Chopin lleva a Polonia en el corazón. Por eso cuando se siente morir en París a sus 39 años, enfermo de tuberculosis, le pide a su hermana Ludwika que su corazón sea enterrado en Polonia. Pero Polonia no existe. Se la han repartido sus ávidos vecinos: Austria, Prusia y Rusia.
A su muerte, el doctor Jean Cruveilhier extrae el corazón al cadáver y, para conservarle, le mete en un frasco lleno de coñac. Ludwika es la encargada de llevarle clandestinamente a Varsovia, en poder de los rusos, y depositarle en la iglesia de la Santa Cruz.

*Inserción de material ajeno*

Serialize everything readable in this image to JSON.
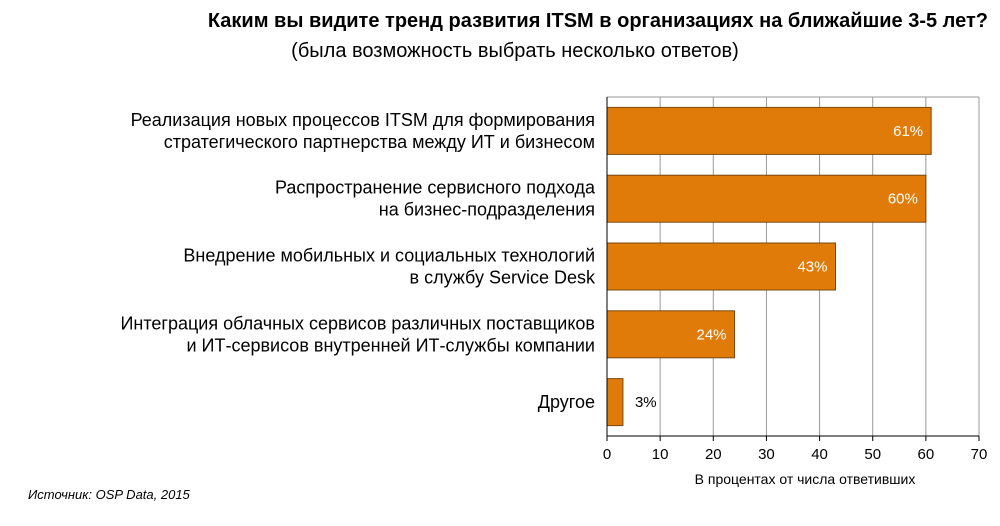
{
  "chart_data": {
    "type": "bar",
    "orientation": "horizontal",
    "title": "Каким вы видите тренд развития ITSM в организациях на ближайшие 3-5 лет?",
    "subtitle": "(была возможность выбрать несколько ответов)",
    "categories": [
      [
        "Реализация новых процессов ITSM для формирования",
        "стратегического партнерства между ИТ и бизнесом"
      ],
      [
        "Распространение сервисного подхода",
        "на бизнес-подразделения"
      ],
      [
        "Внедрение мобильных и социальных технологий",
        "в службу Service Desk"
      ],
      [
        "Интеграция облачных сервисов различных поставщиков",
        "и ИТ-сервисов внутренней ИТ-службы компании"
      ],
      [
        "Другое"
      ]
    ],
    "values": [
      61,
      60,
      43,
      24,
      3
    ],
    "value_labels": [
      "61%",
      "60%",
      "43%",
      "24%",
      "3%"
    ],
    "xlim": [
      0,
      70
    ],
    "xticks": [
      0,
      10,
      20,
      30,
      40,
      50,
      60,
      70
    ],
    "xlabel": "В процентах от числа ответивших",
    "grid": true,
    "colors": {
      "bar": "#e07b0a",
      "bar_edge": "#7a4a10",
      "grid": "#999999",
      "axis": "#000000"
    }
  },
  "source": "Источник: OSP Data, 2015"
}
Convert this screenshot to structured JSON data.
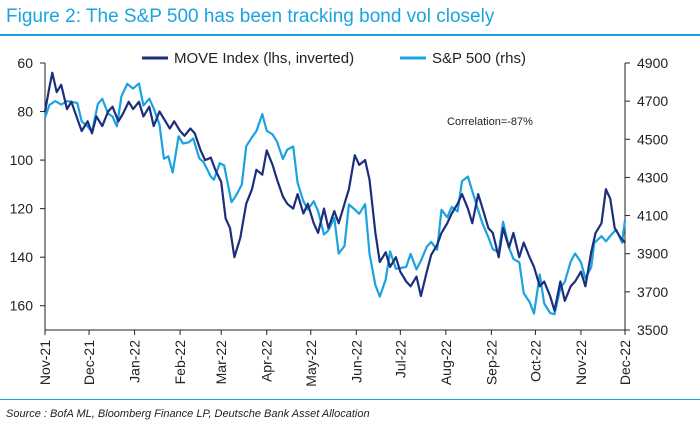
{
  "header": {
    "title": "Figure 2: The S&P 500 has been tracking bond vol closely"
  },
  "footer": {
    "source": "Source : BofA ML, Bloomberg Finance LP, Deutsche Bank Asset Allocation"
  },
  "colors": {
    "title": "#1aa3e0",
    "move": "#1b2f7c",
    "spx": "#1aa3e0"
  },
  "chart_data": {
    "type": "line",
    "title": "Figure 2: The S&P 500 has been tracking bond vol closely",
    "annotation": "Correlation=-87%",
    "x_tick_labels": [
      "Nov-21",
      "Dec-21",
      "Jan-22",
      "Feb-22",
      "Mar-22",
      "Apr-22",
      "May-22",
      "Jun-22",
      "Jul-22",
      "Aug-22",
      "Sep-22",
      "Oct-22",
      "Nov-22",
      "Dec-22"
    ],
    "x_tick_dates": [
      "2021-11-01",
      "2021-12-01",
      "2022-01-01",
      "2022-02-01",
      "2022-03-01",
      "2022-04-01",
      "2022-05-01",
      "2022-06-01",
      "2022-07-01",
      "2022-08-01",
      "2022-09-01",
      "2022-10-01",
      "2022-11-01",
      "2022-12-01"
    ],
    "x_range": [
      "2021-11-01",
      "2022-12-01"
    ],
    "y_left": {
      "label": "MOVE Index (lhs, inverted)",
      "range": [
        60,
        170
      ],
      "inverted": true,
      "ticks": [
        60,
        80,
        100,
        120,
        140,
        160
      ]
    },
    "y_right": {
      "label": "S&P 500 (rhs)",
      "range": [
        3500,
        4900
      ],
      "ticks": [
        3500,
        3700,
        3900,
        4100,
        4300,
        4500,
        4700,
        4900
      ]
    },
    "legend_position": "top-center",
    "grid": false,
    "series": [
      {
        "name": "MOVE Index (lhs, inverted)",
        "axis": "left",
        "color": "#1b2f7c",
        "points": [
          [
            "2021-11-01",
            80
          ],
          [
            "2021-11-04",
            70
          ],
          [
            "2021-11-06",
            64
          ],
          [
            "2021-11-09",
            72
          ],
          [
            "2021-11-12",
            69
          ],
          [
            "2021-11-16",
            79
          ],
          [
            "2021-11-19",
            76
          ],
          [
            "2021-11-23",
            83
          ],
          [
            "2021-11-26",
            88
          ],
          [
            "2021-11-30",
            84
          ],
          [
            "2021-12-03",
            89
          ],
          [
            "2021-12-06",
            82
          ],
          [
            "2021-12-10",
            86
          ],
          [
            "2021-12-14",
            80
          ],
          [
            "2021-12-17",
            78
          ],
          [
            "2021-12-21",
            84
          ],
          [
            "2021-12-24",
            81
          ],
          [
            "2021-12-28",
            76
          ],
          [
            "2021-12-31",
            79
          ],
          [
            "2022-01-04",
            76
          ],
          [
            "2022-01-07",
            82
          ],
          [
            "2022-01-11",
            78
          ],
          [
            "2022-01-14",
            86
          ],
          [
            "2022-01-18",
            80
          ],
          [
            "2022-01-21",
            83
          ],
          [
            "2022-01-25",
            87
          ],
          [
            "2022-01-28",
            84
          ],
          [
            "2022-02-01",
            88
          ],
          [
            "2022-02-04",
            90
          ],
          [
            "2022-02-08",
            87
          ],
          [
            "2022-02-11",
            89
          ],
          [
            "2022-02-15",
            96
          ],
          [
            "2022-02-18",
            100
          ],
          [
            "2022-02-22",
            99
          ],
          [
            "2022-02-25",
            104
          ],
          [
            "2022-03-01",
            109
          ],
          [
            "2022-03-04",
            124
          ],
          [
            "2022-03-07",
            128
          ],
          [
            "2022-03-10",
            140
          ],
          [
            "2022-03-14",
            132
          ],
          [
            "2022-03-18",
            118
          ],
          [
            "2022-03-22",
            112
          ],
          [
            "2022-03-25",
            104
          ],
          [
            "2022-03-29",
            106
          ],
          [
            "2022-04-01",
            96
          ],
          [
            "2022-04-05",
            102
          ],
          [
            "2022-04-08",
            108
          ],
          [
            "2022-04-12",
            115
          ],
          [
            "2022-04-15",
            118
          ],
          [
            "2022-04-19",
            120
          ],
          [
            "2022-04-22",
            114
          ],
          [
            "2022-04-26",
            122
          ],
          [
            "2022-04-29",
            118
          ],
          [
            "2022-05-03",
            126
          ],
          [
            "2022-05-06",
            130
          ],
          [
            "2022-05-10",
            120
          ],
          [
            "2022-05-13",
            128
          ],
          [
            "2022-05-17",
            121
          ],
          [
            "2022-05-20",
            126
          ],
          [
            "2022-05-24",
            118
          ],
          [
            "2022-05-27",
            112
          ],
          [
            "2022-05-31",
            98
          ],
          [
            "2022-06-03",
            102
          ],
          [
            "2022-06-07",
            100
          ],
          [
            "2022-06-10",
            108
          ],
          [
            "2022-06-14",
            130
          ],
          [
            "2022-06-17",
            142
          ],
          [
            "2022-06-21",
            138
          ],
          [
            "2022-06-24",
            144
          ],
          [
            "2022-06-28",
            140
          ],
          [
            "2022-07-01",
            146
          ],
          [
            "2022-07-05",
            150
          ],
          [
            "2022-07-08",
            152
          ],
          [
            "2022-07-12",
            148
          ],
          [
            "2022-07-15",
            156
          ],
          [
            "2022-07-19",
            146
          ],
          [
            "2022-07-22",
            139
          ],
          [
            "2022-07-26",
            135
          ],
          [
            "2022-07-29",
            130
          ],
          [
            "2022-08-02",
            126
          ],
          [
            "2022-08-05",
            122
          ],
          [
            "2022-08-09",
            118
          ],
          [
            "2022-08-12",
            114
          ],
          [
            "2022-08-16",
            120
          ],
          [
            "2022-08-19",
            126
          ],
          [
            "2022-08-23",
            114
          ],
          [
            "2022-08-26",
            120
          ],
          [
            "2022-08-30",
            128
          ],
          [
            "2022-09-02",
            130
          ],
          [
            "2022-09-06",
            140
          ],
          [
            "2022-09-09",
            128
          ],
          [
            "2022-09-13",
            136
          ],
          [
            "2022-09-16",
            130
          ],
          [
            "2022-09-20",
            140
          ],
          [
            "2022-09-23",
            134
          ],
          [
            "2022-09-27",
            140
          ],
          [
            "2022-09-30",
            144
          ],
          [
            "2022-10-04",
            152
          ],
          [
            "2022-10-07",
            150
          ],
          [
            "2022-10-11",
            156
          ],
          [
            "2022-10-14",
            162
          ],
          [
            "2022-10-18",
            150
          ],
          [
            "2022-10-21",
            158
          ],
          [
            "2022-10-25",
            152
          ],
          [
            "2022-10-28",
            150
          ],
          [
            "2022-11-01",
            146
          ],
          [
            "2022-11-04",
            152
          ],
          [
            "2022-11-08",
            138
          ],
          [
            "2022-11-11",
            130
          ],
          [
            "2022-11-15",
            126
          ],
          [
            "2022-11-18",
            112
          ],
          [
            "2022-11-21",
            116
          ],
          [
            "2022-11-24",
            128
          ],
          [
            "2022-11-28",
            132
          ],
          [
            "2022-12-01",
            134
          ]
        ]
      },
      {
        "name": "S&P 500 (rhs)",
        "axis": "right",
        "color": "#1aa3e0",
        "points": [
          [
            "2021-11-01",
            4613
          ],
          [
            "2021-11-04",
            4680
          ],
          [
            "2021-11-08",
            4700
          ],
          [
            "2021-11-12",
            4682
          ],
          [
            "2021-11-16",
            4700
          ],
          [
            "2021-11-19",
            4697
          ],
          [
            "2021-11-23",
            4690
          ],
          [
            "2021-11-26",
            4594
          ],
          [
            "2021-11-30",
            4567
          ],
          [
            "2021-12-03",
            4538
          ],
          [
            "2021-12-07",
            4686
          ],
          [
            "2021-12-10",
            4712
          ],
          [
            "2021-12-14",
            4634
          ],
          [
            "2021-12-17",
            4620
          ],
          [
            "2021-12-20",
            4568
          ],
          [
            "2021-12-23",
            4725
          ],
          [
            "2021-12-27",
            4791
          ],
          [
            "2021-12-31",
            4766
          ],
          [
            "2022-01-04",
            4793
          ],
          [
            "2022-01-07",
            4677
          ],
          [
            "2022-01-11",
            4713
          ],
          [
            "2022-01-14",
            4662
          ],
          [
            "2022-01-18",
            4577
          ],
          [
            "2022-01-21",
            4398
          ],
          [
            "2022-01-24",
            4410
          ],
          [
            "2022-01-27",
            4326
          ],
          [
            "2022-01-31",
            4516
          ],
          [
            "2022-02-03",
            4478
          ],
          [
            "2022-02-07",
            4484
          ],
          [
            "2022-02-10",
            4504
          ],
          [
            "2022-02-14",
            4401
          ],
          [
            "2022-02-17",
            4380
          ],
          [
            "2022-02-22",
            4304
          ],
          [
            "2022-02-24",
            4288
          ],
          [
            "2022-02-28",
            4374
          ],
          [
            "2022-03-03",
            4363
          ],
          [
            "2022-03-08",
            4170
          ],
          [
            "2022-03-11",
            4204
          ],
          [
            "2022-03-15",
            4262
          ],
          [
            "2022-03-18",
            4463
          ],
          [
            "2022-03-22",
            4511
          ],
          [
            "2022-03-25",
            4543
          ],
          [
            "2022-03-29",
            4632
          ],
          [
            "2022-04-01",
            4545
          ],
          [
            "2022-04-05",
            4525
          ],
          [
            "2022-04-08",
            4488
          ],
          [
            "2022-04-12",
            4397
          ],
          [
            "2022-04-15",
            4446
          ],
          [
            "2022-04-19",
            4462
          ],
          [
            "2022-04-22",
            4272
          ],
          [
            "2022-04-26",
            4175
          ],
          [
            "2022-04-29",
            4132
          ],
          [
            "2022-05-03",
            4175
          ],
          [
            "2022-05-06",
            4123
          ],
          [
            "2022-05-10",
            4001
          ],
          [
            "2022-05-13",
            4023
          ],
          [
            "2022-05-17",
            4088
          ],
          [
            "2022-05-20",
            3901
          ],
          [
            "2022-05-24",
            3941
          ],
          [
            "2022-05-27",
            4158
          ],
          [
            "2022-05-31",
            4132
          ],
          [
            "2022-06-03",
            4109
          ],
          [
            "2022-06-07",
            4160
          ],
          [
            "2022-06-10",
            3900
          ],
          [
            "2022-06-14",
            3735
          ],
          [
            "2022-06-17",
            3675
          ],
          [
            "2022-06-21",
            3765
          ],
          [
            "2022-06-24",
            3912
          ],
          [
            "2022-06-28",
            3821
          ],
          [
            "2022-07-01",
            3825
          ],
          [
            "2022-07-05",
            3831
          ],
          [
            "2022-07-08",
            3899
          ],
          [
            "2022-07-12",
            3818
          ],
          [
            "2022-07-15",
            3863
          ],
          [
            "2022-07-19",
            3937
          ],
          [
            "2022-07-22",
            3962
          ],
          [
            "2022-07-26",
            3921
          ],
          [
            "2022-07-29",
            4130
          ],
          [
            "2022-08-02",
            4091
          ],
          [
            "2022-08-05",
            4145
          ],
          [
            "2022-08-09",
            4122
          ],
          [
            "2022-08-12",
            4280
          ],
          [
            "2022-08-16",
            4305
          ],
          [
            "2022-08-19",
            4228
          ],
          [
            "2022-08-23",
            4128
          ],
          [
            "2022-08-26",
            4057
          ],
          [
            "2022-08-30",
            3986
          ],
          [
            "2022-09-02",
            3924
          ],
          [
            "2022-09-06",
            3908
          ],
          [
            "2022-09-09",
            4067
          ],
          [
            "2022-09-13",
            3932
          ],
          [
            "2022-09-16",
            3873
          ],
          [
            "2022-09-20",
            3855
          ],
          [
            "2022-09-23",
            3693
          ],
          [
            "2022-09-27",
            3647
          ],
          [
            "2022-09-30",
            3586
          ],
          [
            "2022-10-04",
            3791
          ],
          [
            "2022-10-07",
            3639
          ],
          [
            "2022-10-11",
            3589
          ],
          [
            "2022-10-14",
            3583
          ],
          [
            "2022-10-18",
            3720
          ],
          [
            "2022-10-21",
            3752
          ],
          [
            "2022-10-25",
            3859
          ],
          [
            "2022-10-28",
            3901
          ],
          [
            "2022-11-01",
            3856
          ],
          [
            "2022-11-04",
            3771
          ],
          [
            "2022-11-08",
            3828
          ],
          [
            "2022-11-10",
            3956
          ],
          [
            "2022-11-15",
            3992
          ],
          [
            "2022-11-18",
            3965
          ],
          [
            "2022-11-22",
            4003
          ],
          [
            "2022-11-25",
            4026
          ],
          [
            "2022-11-29",
            3958
          ],
          [
            "2022-12-01",
            4076
          ]
        ]
      }
    ]
  }
}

Allí permanece como una reliquia hasta el Levantamiento de Varsovia contra los nazis en 1944. Es el propio general de las SS que ordena el bombardeo de la ciudad, amante de la música de Chopin, el que retira el frasco de la iglesia para evitar su destrucción.
El tarro con el corazón de Chopin pasa entonces de mano en mano hasta acabar en las del cardenal polaco. No vuelve a ser depositado en su devastada iglesia hasta octubre de 1945, tras la caída de los nazis y en medio de la celebración patriótica, pues es el principal símbolo del nacionalismo polaco.
Pero tras el proceloso peregrinaje del frasco surge una terrible duda: ¿el corazón que encierra sigue siendo verdaderamente el de Chopin?
Algunas autoridades proponen un análisis de ADN; otras, y la familia, se niegan rotundamente. ¿Quién quiere correr el riesgo de descubrir que el corazón que veneran no es el de Chopin, el hijo más sublime de Polonia, el artista más excelso que Polonia ha legado a la Humanidad?
Aunque no lo fuera, no importaría. El corazón de Chopin sigue latiendo en el corazón de todos y cada uno de los polacos, y en el corazón de todos y cada uno de los melómanos.